Hanbeli alimlerinin listesi

  • Ebu Davud (ö. 275 H.) Sünen-i Ebu Davud'un ünlü derleyicisi.
  • Ebu Bekir el-Hallal - Ekolün erken dönem kodifikasyonundan sorumlu hukukçu.
  • El-Hasan ibn 'Ali el-Barbahari (ö. M.S. 329), Iraklı bir gelenekçi ve fakih, Şerhu's-Sünne (tartışmalı) kitabının yazarı.
  • İbn Battah el-Ukbari (ö. 387 H.), Iraklı kelamcı ve fakih, el-İbâne kitabının yazarı.
  • Ebû Abdullah Muhammed İbn Mende (ö. 395 H.), İsfahanlı hadis üstadı, biyografi yazarı ve tarihçi.
  • El-Kadı Ebu Ya'la (ö. 458 H.)
  • İbn Akil (ö. 513 H.)
  • Avneddin ibn Hubeyre (ö. 560 H.)
  • Abdülkadir Gilani (ö. 561 H.)
  • Abu-al-Faraj Ibn Al-Jawzi (ö. 597 H.S.) - Ünlü bir hukukçu, müfessir, eleştirmen, vaiz ve neredeyse tüm konularda eserleri olan üretken bir yazar.
  • Hammad el-Harrani (ö. M.S. 598) - Selahaddin döneminde İskenderiye'de yaşamış bir hukukçu, eleştirmen ve vaiz.
  • Abdülgani el-Makdisi (ö. M.S. 600) - Şam'ın önde gelen hadisçilerinden ve İbn Kudame'nin yeğeni.
  • İbn Kudame (ö. M.S. 620) - Hanbeli mezhebinin önde gelen otoritelerinden biri ve tüm hukukçu araştırmacılar arasında popüler hale gelen el-Muğni adlı derin ve hacimli hukuk kitabının yazarı. Hanbeli ekolü içerisinde Şeyhü'l-İslâm olarak anılan iki kişiden biridir.

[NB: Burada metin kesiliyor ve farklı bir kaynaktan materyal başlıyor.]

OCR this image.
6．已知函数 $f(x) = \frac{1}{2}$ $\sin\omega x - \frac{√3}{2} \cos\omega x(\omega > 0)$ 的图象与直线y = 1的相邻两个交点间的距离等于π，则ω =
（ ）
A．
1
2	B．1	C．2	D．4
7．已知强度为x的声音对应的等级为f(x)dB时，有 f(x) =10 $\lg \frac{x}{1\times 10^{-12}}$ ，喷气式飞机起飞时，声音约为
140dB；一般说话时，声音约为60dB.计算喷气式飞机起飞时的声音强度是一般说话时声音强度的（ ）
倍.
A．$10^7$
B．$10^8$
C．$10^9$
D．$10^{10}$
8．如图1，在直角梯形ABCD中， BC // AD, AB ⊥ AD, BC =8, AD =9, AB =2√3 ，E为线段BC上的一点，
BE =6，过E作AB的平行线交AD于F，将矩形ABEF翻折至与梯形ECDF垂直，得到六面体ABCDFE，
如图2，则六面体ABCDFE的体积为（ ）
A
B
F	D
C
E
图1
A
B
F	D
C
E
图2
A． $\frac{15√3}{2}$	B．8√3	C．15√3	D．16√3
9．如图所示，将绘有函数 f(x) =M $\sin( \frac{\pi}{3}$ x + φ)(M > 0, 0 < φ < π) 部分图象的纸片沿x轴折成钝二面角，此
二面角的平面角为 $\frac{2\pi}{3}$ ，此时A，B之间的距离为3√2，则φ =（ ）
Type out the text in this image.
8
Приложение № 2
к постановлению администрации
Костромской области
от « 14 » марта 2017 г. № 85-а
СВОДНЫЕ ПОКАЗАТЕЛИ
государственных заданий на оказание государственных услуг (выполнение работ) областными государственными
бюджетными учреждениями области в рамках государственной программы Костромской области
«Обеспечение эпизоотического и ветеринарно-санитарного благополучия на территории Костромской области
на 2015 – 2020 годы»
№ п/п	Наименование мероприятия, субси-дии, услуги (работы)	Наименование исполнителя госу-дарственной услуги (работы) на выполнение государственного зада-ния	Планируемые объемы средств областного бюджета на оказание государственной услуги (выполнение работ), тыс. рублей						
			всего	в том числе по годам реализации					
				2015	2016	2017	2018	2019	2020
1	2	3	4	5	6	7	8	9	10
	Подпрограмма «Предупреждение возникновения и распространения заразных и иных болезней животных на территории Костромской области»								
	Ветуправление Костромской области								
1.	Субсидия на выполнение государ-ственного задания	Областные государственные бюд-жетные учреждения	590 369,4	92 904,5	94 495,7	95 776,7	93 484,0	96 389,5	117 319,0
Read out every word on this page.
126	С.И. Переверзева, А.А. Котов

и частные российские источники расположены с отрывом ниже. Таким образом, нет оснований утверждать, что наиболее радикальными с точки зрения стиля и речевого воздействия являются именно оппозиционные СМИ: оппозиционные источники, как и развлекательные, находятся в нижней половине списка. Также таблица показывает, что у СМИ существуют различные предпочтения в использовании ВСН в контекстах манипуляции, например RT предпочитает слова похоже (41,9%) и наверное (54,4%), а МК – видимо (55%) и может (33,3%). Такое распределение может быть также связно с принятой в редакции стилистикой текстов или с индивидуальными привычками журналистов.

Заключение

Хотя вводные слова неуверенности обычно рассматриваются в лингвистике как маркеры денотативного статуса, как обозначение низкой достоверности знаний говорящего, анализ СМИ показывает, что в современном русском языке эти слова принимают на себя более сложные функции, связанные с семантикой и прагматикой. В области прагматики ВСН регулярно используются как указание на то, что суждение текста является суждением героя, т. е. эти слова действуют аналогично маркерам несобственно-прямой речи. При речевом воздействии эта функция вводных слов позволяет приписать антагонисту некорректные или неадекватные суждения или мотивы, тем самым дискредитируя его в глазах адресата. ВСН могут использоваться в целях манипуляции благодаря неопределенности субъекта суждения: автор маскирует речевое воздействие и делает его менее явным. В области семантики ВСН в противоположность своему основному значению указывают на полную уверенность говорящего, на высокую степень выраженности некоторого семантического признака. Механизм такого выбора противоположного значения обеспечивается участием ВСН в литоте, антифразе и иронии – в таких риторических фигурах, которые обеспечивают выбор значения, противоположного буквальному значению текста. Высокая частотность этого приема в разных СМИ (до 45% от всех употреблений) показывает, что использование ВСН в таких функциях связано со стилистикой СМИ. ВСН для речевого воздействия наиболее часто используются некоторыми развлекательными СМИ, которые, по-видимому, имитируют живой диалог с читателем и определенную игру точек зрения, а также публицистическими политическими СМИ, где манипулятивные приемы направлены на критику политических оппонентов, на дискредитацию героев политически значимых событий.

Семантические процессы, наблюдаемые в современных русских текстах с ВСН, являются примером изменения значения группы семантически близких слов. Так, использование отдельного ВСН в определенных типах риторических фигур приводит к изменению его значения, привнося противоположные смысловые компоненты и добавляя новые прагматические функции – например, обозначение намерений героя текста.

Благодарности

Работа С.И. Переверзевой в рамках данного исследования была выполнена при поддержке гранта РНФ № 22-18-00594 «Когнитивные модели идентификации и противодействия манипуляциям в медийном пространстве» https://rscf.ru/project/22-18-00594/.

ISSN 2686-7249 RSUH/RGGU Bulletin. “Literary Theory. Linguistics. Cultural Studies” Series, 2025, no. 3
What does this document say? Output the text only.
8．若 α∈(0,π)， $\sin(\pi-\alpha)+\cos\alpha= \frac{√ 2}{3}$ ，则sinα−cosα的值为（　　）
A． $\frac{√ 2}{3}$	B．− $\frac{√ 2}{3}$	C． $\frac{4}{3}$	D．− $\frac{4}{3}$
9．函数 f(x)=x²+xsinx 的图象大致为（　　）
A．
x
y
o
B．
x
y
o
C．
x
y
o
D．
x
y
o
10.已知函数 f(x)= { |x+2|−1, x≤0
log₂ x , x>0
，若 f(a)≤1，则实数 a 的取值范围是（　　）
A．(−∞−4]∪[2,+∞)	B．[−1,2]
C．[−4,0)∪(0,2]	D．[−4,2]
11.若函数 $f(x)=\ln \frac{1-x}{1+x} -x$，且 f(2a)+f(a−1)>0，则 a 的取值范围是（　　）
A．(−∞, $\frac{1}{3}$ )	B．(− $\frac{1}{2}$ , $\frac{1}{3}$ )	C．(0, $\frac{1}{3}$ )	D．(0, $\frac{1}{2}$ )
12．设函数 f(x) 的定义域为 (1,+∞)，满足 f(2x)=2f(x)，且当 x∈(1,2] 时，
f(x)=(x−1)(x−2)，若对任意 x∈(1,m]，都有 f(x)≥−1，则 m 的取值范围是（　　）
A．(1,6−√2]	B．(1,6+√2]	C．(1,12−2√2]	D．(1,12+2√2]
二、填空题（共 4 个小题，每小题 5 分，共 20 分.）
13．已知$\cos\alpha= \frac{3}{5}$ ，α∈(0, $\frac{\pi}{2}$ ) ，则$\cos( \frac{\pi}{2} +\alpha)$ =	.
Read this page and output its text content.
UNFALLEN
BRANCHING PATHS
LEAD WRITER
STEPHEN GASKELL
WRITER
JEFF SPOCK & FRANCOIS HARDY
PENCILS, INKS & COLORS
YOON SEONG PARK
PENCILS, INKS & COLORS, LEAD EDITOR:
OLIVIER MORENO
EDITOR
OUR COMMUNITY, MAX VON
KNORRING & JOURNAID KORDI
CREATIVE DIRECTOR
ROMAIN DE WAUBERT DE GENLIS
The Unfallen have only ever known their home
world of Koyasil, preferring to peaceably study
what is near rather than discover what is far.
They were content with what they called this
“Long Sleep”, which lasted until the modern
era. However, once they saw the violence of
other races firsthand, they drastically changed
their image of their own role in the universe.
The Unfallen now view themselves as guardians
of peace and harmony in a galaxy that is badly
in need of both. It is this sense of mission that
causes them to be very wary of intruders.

  • Diyaüddin el-Makdisi (ö. 643 H.)
  • İbn Hamdan, Ahmed el-Harrani (ö. 695 H.) - Harran'da doğup büyümüş ve daha sonra Kahire'de çalışmış bir hukukçu ve hâkim
  • Takiyüddin İbn Teymiye (ö. 728 H.) - İslam tarihinde tanınmış bir şahsiyet olup, İslami ilimlerdeki uzmanlığı ve tartışmalı görüşleriyle dostları ve düşmanları tarafından bilinir.
  • İbn Müflih el Makdisi (ö. 763 H.)
  • İbn Kayyim (ö. 751 H.) - İbn Teymiye'nin en yakın arkadaşı ve öğrencisi, aynı zamanda kendi başına saygın bir fakih.
  • İbn Receb (ö. 795 H.) - Önde gelen bir fakih, hadisçi, zahid ve vaiz olup, büyük ölçüde meşhur gelenek koleksiyonlarını yorumlayan birçok önemli eser kaleme almıştır.
  • el-Bahûtî (ö. 1051 H.)
  • Muhammed ibn Abd-al-Wahhab - Tartışmalı bir Hanbeli hukukçu ve gelenekçi, Vahhabi hareketinin hamisi.
  • İbn Humeyd (ö. 1295 H.) - Hanbeli hukukçu, gelenekçi, tarihçi.
  • Abdülaziz ibn Baz (ö. 1419 H.) - Suudi Arabistan'ın eski Baş Müftüsü.
  • İbn el-Useymîn (ö. 1421 H.) - Önde gelen bir hukukçu, gramerci, dilbilimci ve popüler bir vaiz.
  • Abdullah Ibn Jibreen - Suudi Arabistan'ın önde gelen âlimlerinden ve Suudi Arabistan'daki İslami Araştırma ve Fetva Daimi Komitesi'nin eski bir üyesiydi.
  • Saleh Al-Fawzan - Suudi Arabistan'da tanınmış bir âlim ve üretken bir yazar. Halen Daimi Komite üyesidir.
  • Abdul Rahman Al-Sudais - Suudi Arabistan'daki Haramain Komitesi'nin başkanlığını yürüten Ulu Cami'nin önde gelen imamı ve hatibi.
  • Saud Al-Shuraim - Mekke Ulu Camii'nin imamı ve hatibi ve Umm al-Qura Üniversitesi'nde İslam hukuku profesörü.